9 Defence counsel invited the sentencing judge to find that there were special circumstances justifying the fixing of a period of parole that exceeded one quarter of the effective sentence. His Honour considered the matter but thought that circumstances did not justify such as approach. His Honour used these words –
I am not satisfied that he is a person who is likely to rehabilitate at this stage or whos prospects of rehabilitation are sufficient to enable me to find special circumstances and I do not propose to find special circumstances in this case.
10 That statement was attacked on appeal as applying the wrong principle. The submission was that the question whether the circumstances of the case justify an increase of the parole period at the expense of the non-parole period has to be answered by reference to all the circumstances of the case, not merely prospects of rehabilitation. Reference was made to R v Simpson [2001] NSWCCA 534. It was submitted that there were other circumstances capable of being seen as special for relevant purposes, namely that the sentences were accumulated upon an existing sentence of about ten months, commencing on 10 May 2001. Bringing that sentence into account, it was calculated that the effective non-parole was seventy-nine per cent of the total period of all the sentences.
11 I am not satisfied that his Honour failed to have in mind the accumulation upon the existing sentence. In fact his Honour expressly said so. His Honour really considered the prospects of rehabilitaion quite bleak and was bound to have regard to the interest of the community. A non-parole period for these offences of three years nine months or, for all the offences, of four years seven months, was well within the range of discretion for a repeat offender with such a serious record. I do not think that these grounds of appeal have been made good.
12 The third ground of appeal asserted that his Honour had insufficient regard to the applicant’s subjective case, resulting in a sentence which was manifestly excessive. The applicant was forty-seven years old when sentenced. He said that he was remorseful. A psychologist, Dr Lennings, whose report was tendered, said that he had a strong desire to stop using drugs, was oriented to employment and had had an opportunity for stable accommodation.
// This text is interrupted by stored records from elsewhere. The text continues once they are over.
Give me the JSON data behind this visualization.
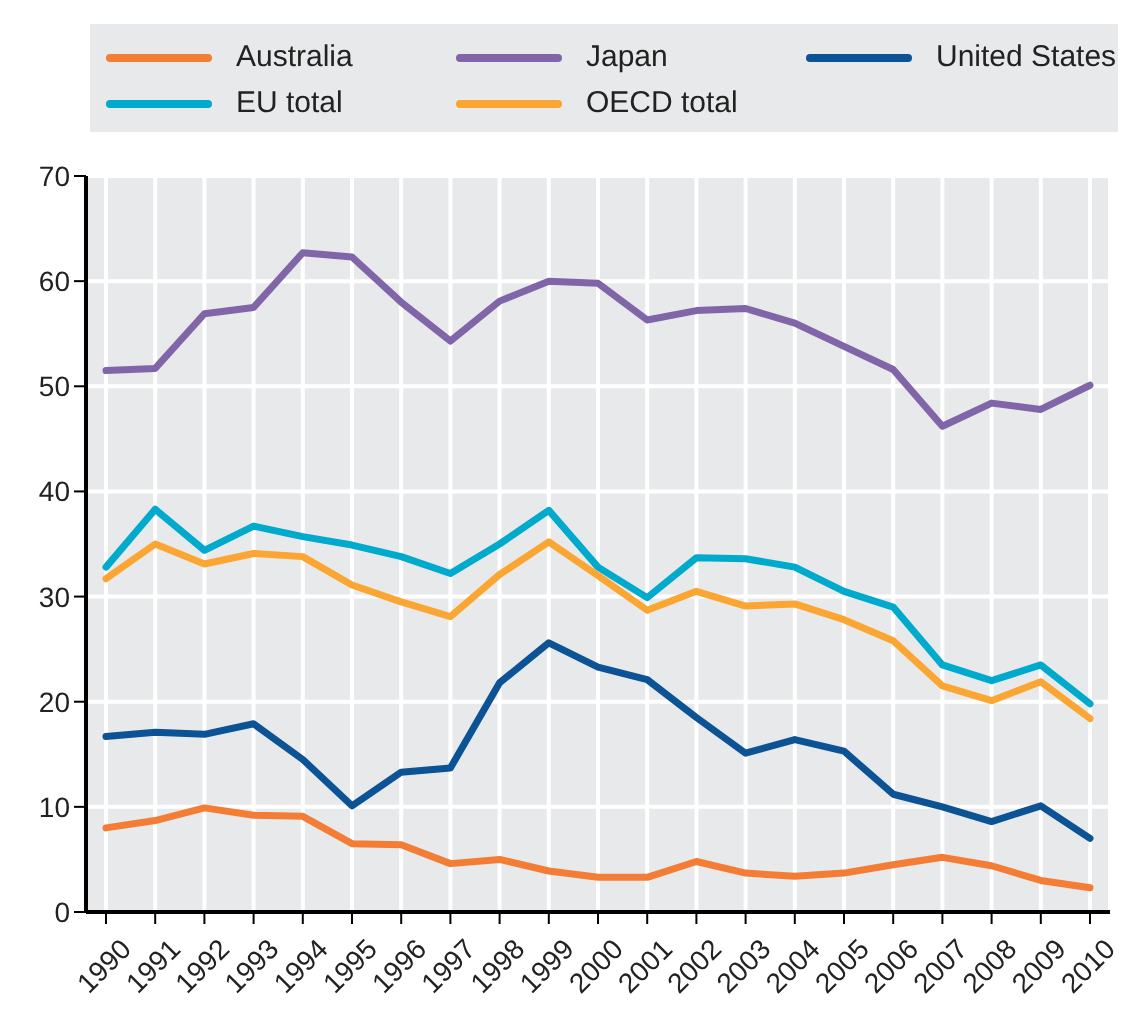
{
  "chart_data": {
    "type": "line",
    "categories": [
      "1990",
      "1991",
      "1992",
      "1993",
      "1994",
      "1995",
      "1996",
      "1997",
      "1998",
      "1999",
      "2000",
      "2001",
      "2002",
      "2003",
      "2004",
      "2005",
      "2006",
      "2007",
      "2008",
      "2009",
      "2010"
    ],
    "series": [
      {
        "name": "Australia",
        "color": "#f47d36",
        "values": [
          8.0,
          8.7,
          9.9,
          9.2,
          9.1,
          6.5,
          6.4,
          4.6,
          5.0,
          3.9,
          3.3,
          3.3,
          4.8,
          3.7,
          3.4,
          3.7,
          4.5,
          5.2,
          4.4,
          3.0,
          2.3
        ]
      },
      {
        "name": "Japan",
        "color": "#8066a8",
        "values": [
          51.5,
          51.7,
          56.9,
          57.5,
          62.7,
          62.3,
          58.0,
          54.3,
          58.1,
          60.0,
          59.8,
          56.3,
          57.2,
          57.4,
          56.0,
          53.8,
          51.6,
          46.2,
          48.4,
          47.8,
          50.1
        ]
      },
      {
        "name": "United States",
        "color": "#0b5394",
        "values": [
          16.7,
          17.1,
          16.9,
          17.9,
          14.5,
          10.1,
          13.3,
          13.7,
          21.8,
          25.6,
          23.3,
          22.1,
          18.5,
          15.1,
          16.4,
          15.3,
          11.2,
          10.0,
          8.6,
          10.1,
          7.0
        ]
      },
      {
        "name": "EU total",
        "color": "#00aacc",
        "values": [
          32.8,
          38.3,
          34.4,
          36.7,
          35.7,
          34.9,
          33.8,
          32.2,
          35.0,
          38.2,
          32.8,
          29.9,
          33.7,
          33.6,
          32.8,
          30.5,
          29.0,
          23.5,
          22.0,
          23.5,
          19.8
        ]
      },
      {
        "name": "OECD total",
        "color": "#fba633",
        "values": [
          31.7,
          35.0,
          33.1,
          34.1,
          33.8,
          31.1,
          29.5,
          28.1,
          32.1,
          35.2,
          32.0,
          28.7,
          30.5,
          29.1,
          29.3,
          27.8,
          25.8,
          21.5,
          20.1,
          21.9,
          18.4
        ]
      }
    ],
    "ylim": [
      0,
      70
    ],
    "yticks": [
      0,
      10,
      20,
      30,
      40,
      50,
      60,
      70
    ],
    "grid": true,
    "legend": "top",
    "marker": "none",
    "line_style": "solid"
  }
}
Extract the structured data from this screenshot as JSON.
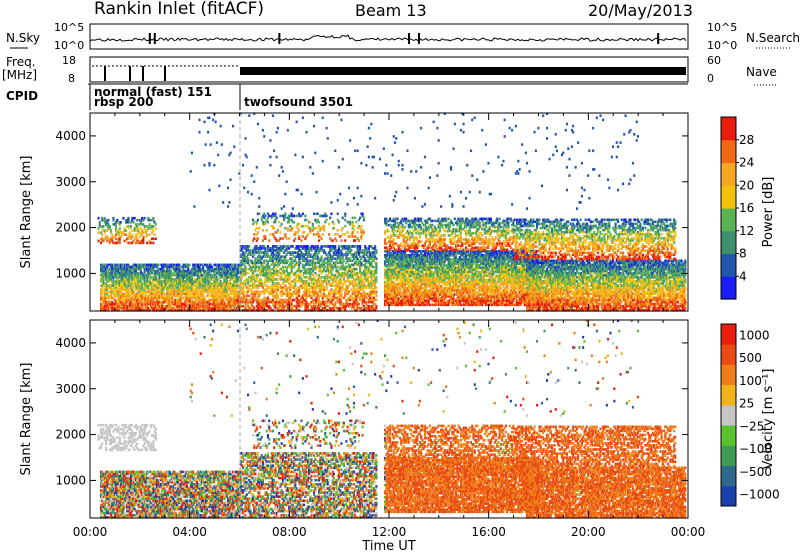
{
  "header": {
    "title": "Rankin Inlet (fitACF)",
    "beam": "Beam 13",
    "date": "20/May/2013"
  },
  "summary": {
    "nsky_label": "N.Sky",
    "nsky_tick_top": "10^5",
    "nsky_tick_bottom": "10^0",
    "nsearch_label": "N.Search",
    "nsearch_tick_top": "10^5",
    "nsearch_tick_bottom": "10^0",
    "freq_label_1": "Freq.",
    "freq_label_2": "[MHz]",
    "freq_tick_top": "18",
    "freq_tick_bottom": "8",
    "nave_label": "Nave",
    "nave_tick_top": "60",
    "nave_tick_bottom": "0",
    "cpid_label": "CPID",
    "cpid_1": "normal (fast) 151",
    "cpid_2": "rbsp 200",
    "cpid_3": "twofsound 3501"
  },
  "chart_data": [
    {
      "type": "heatmap",
      "title": "",
      "xlabel": "",
      "ylabel": "Slant Range [km]",
      "xlim": [
        0,
        24
      ],
      "ylim": [
        180,
        4500
      ],
      "yticks": [
        "1000",
        "2000",
        "3000",
        "4000"
      ],
      "colorbar_label": "Power [dB]",
      "colorbar_ticks": [
        "4",
        "8",
        "12",
        "16",
        "20",
        "24",
        "28"
      ],
      "colorbar_range": [
        0,
        32
      ],
      "colors": [
        "#1b1bf5",
        "#2056ad",
        "#3f8f6e",
        "#5ab452",
        "#f2c20f",
        "#f5a623",
        "#f06a15",
        "#e81c0c"
      ]
    },
    {
      "type": "heatmap",
      "title": "",
      "xlabel": "Time UT",
      "ylabel": "Slant Range [km]",
      "xlim": [
        0,
        24
      ],
      "ylim": [
        180,
        4500
      ],
      "xticks": [
        "00:00",
        "04:00",
        "08:00",
        "12:00",
        "16:00",
        "20:00",
        "00:00"
      ],
      "yticks": [
        "1000",
        "2000",
        "3000",
        "4000"
      ],
      "colorbar_label": "Velocity [m s⁻¹]",
      "colorbar_ticks": [
        "1000",
        "500",
        "100",
        "25",
        "−25",
        "−100",
        "−500",
        "−1000"
      ],
      "colors": [
        "#1c3fae",
        "#2f6a8c",
        "#3f9a58",
        "#58c22f",
        "#c6c6c6",
        "#f0b41a",
        "#f07d18",
        "#e84a14",
        "#e81c0c"
      ]
    }
  ]
}
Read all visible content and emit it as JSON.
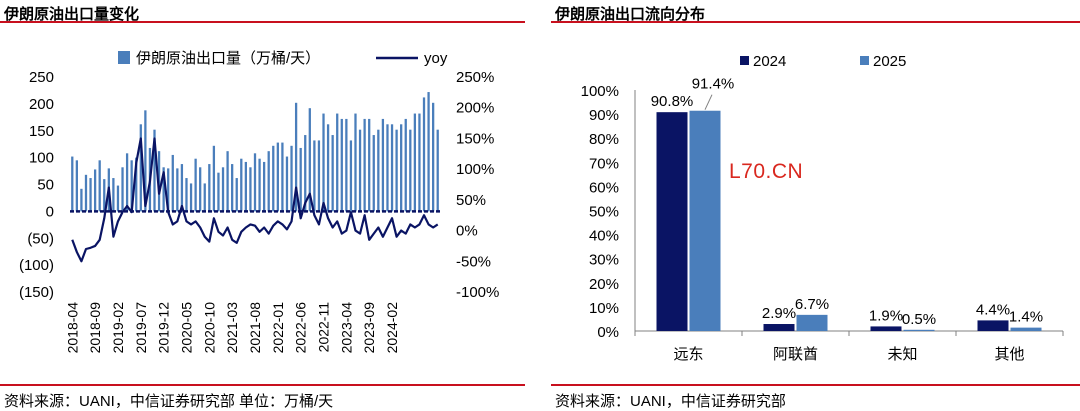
{
  "watermark": "L70.CN",
  "panels": {
    "left": {
      "title": "伊朗原油出口量变化",
      "source": "资料来源：UANI，中信证券研究部 单位：万桶/天"
    },
    "right": {
      "title": "伊朗原油出口流向分布",
      "source": "资料来源：UANI，中信证券研究部"
    }
  },
  "colors": {
    "light_bar": "#4a7ebb",
    "dark_bar": "#0a1464",
    "line": "#0a1464",
    "rule": "#c8101e"
  },
  "chart_data": [
    {
      "type": "bar+line",
      "title": "伊朗原油出口量变化",
      "legend": {
        "placement": "top",
        "bar_label": "伊朗原油出口量（万桶/天）",
        "line_label": "yoy"
      },
      "y_left": {
        "lim": [
          -150,
          250
        ],
        "ticks": [
          "250",
          "200",
          "150",
          "100",
          "50",
          "0",
          "(50)",
          "(100)",
          "(150)"
        ]
      },
      "y_right": {
        "lim": [
          -1.0,
          2.5
        ],
        "ticks": [
          "250%",
          "200%",
          "150%",
          "100%",
          "50%",
          "0%",
          "-50%",
          "-100%"
        ]
      },
      "x_tick_labels": [
        "2018-04",
        "2018-09",
        "2019-02",
        "2019-07",
        "2019-12",
        "2020-05",
        "2020-10",
        "2021-03",
        "2021-08",
        "2022-01",
        "2022-06",
        "2022-11",
        "2023-04",
        "2023-09",
        "2024-02"
      ],
      "bar_series": {
        "name": "伊朗原油出口量（万桶/天）",
        "start": "2018-04",
        "values": [
          102,
          95,
          42,
          68,
          62,
          78,
          95,
          60,
          80,
          62,
          48,
          82,
          108,
          95,
          100,
          162,
          188,
          118,
          152,
          112,
          82,
          80,
          105,
          80,
          88,
          62,
          52,
          98,
          82,
          52,
          88,
          122,
          72,
          82,
          112,
          88,
          62,
          98,
          92,
          82,
          108,
          98,
          92,
          112,
          122,
          128,
          128,
          102,
          122,
          202,
          118,
          142,
          192,
          132,
          132,
          182,
          162,
          142,
          182,
          172,
          172,
          132,
          182,
          152,
          172,
          172,
          142,
          152,
          172,
          162,
          162,
          152,
          162,
          172,
          152,
          182,
          182,
          212,
          222,
          202,
          152
        ]
      },
      "line_series": {
        "name": "yoy",
        "start": "2018-04",
        "values": [
          -0.15,
          -0.35,
          -0.5,
          -0.3,
          -0.28,
          -0.25,
          -0.15,
          0.2,
          0.7,
          -0.1,
          0.15,
          0.3,
          0.4,
          0.3,
          1.1,
          1.5,
          0.4,
          0.8,
          1.5,
          0.6,
          0.95,
          0.3,
          0.1,
          0.15,
          0.4,
          0.15,
          0.1,
          0.15,
          0.05,
          -0.1,
          -0.18,
          0.2,
          -0.02,
          -0.08,
          0.05,
          -0.15,
          -0.2,
          -0.02,
          0.05,
          0.1,
          0.08,
          -0.02,
          0.05,
          -0.05,
          0.08,
          0.15,
          0.1,
          0.02,
          0.15,
          0.7,
          0.2,
          0.45,
          0.6,
          0.25,
          0.1,
          0.45,
          0.2,
          0.05,
          0.15,
          -0.05,
          0.0,
          0.3,
          0.0,
          -0.05,
          0.25,
          -0.15,
          -0.05,
          0.05,
          -0.1,
          0.05,
          0.2,
          -0.1,
          0.0,
          -0.05,
          0.1,
          0.05,
          0.1,
          0.25,
          0.1,
          0.05,
          0.1
        ]
      }
    },
    {
      "type": "bar",
      "title": "伊朗原油出口流向分布",
      "categories": [
        "远东",
        "阿联酋",
        "未知",
        "其他"
      ],
      "series": [
        {
          "name": "2024",
          "values": [
            90.8,
            2.9,
            1.9,
            4.4
          ],
          "labels": [
            "90.8%",
            "2.9%",
            "1.9%",
            "4.4%"
          ]
        },
        {
          "name": "2025",
          "values": [
            91.4,
            6.7,
            0.5,
            1.4
          ],
          "labels": [
            "91.4%",
            "6.7%",
            "0.5%",
            "1.4%"
          ]
        }
      ],
      "ylim": [
        0,
        100
      ],
      "y_ticks": [
        "100%",
        "90%",
        "80%",
        "70%",
        "60%",
        "50%",
        "40%",
        "30%",
        "20%",
        "10%",
        "0%"
      ],
      "legend": {
        "placement": "top"
      }
    }
  ]
}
Whilst his psychological adjustment was “vulnerable” it was not so poor that he could not respond to rehabilitation.
13 His Honour noted that the applicant had not given evidence and expressed in a delicate way that he had difficulty in accepting at face value the things the psychologist was reporting second-hand.
14 The submission was that the subjective case was strong and that that, together with the effect of accumulation and the earlier efforts to solve the applicant’s drug problem, made the sentences manifestly excessive.
15 I do not agree. The subjective features were not strong. In fact the prospects were poor in view of the applicant’s long history and his failure to take advantage of opportunities offered to him through the Drug Court program. In my opinion the sentences were well within the range of his Honour’s sentencing discretion.
16 I would grant leave to appeal but would dismiss the appeal.
17 Hoeben J: I agree with Barr J.
18 Wood CJ at CL: The orders are as proposed by Barr J.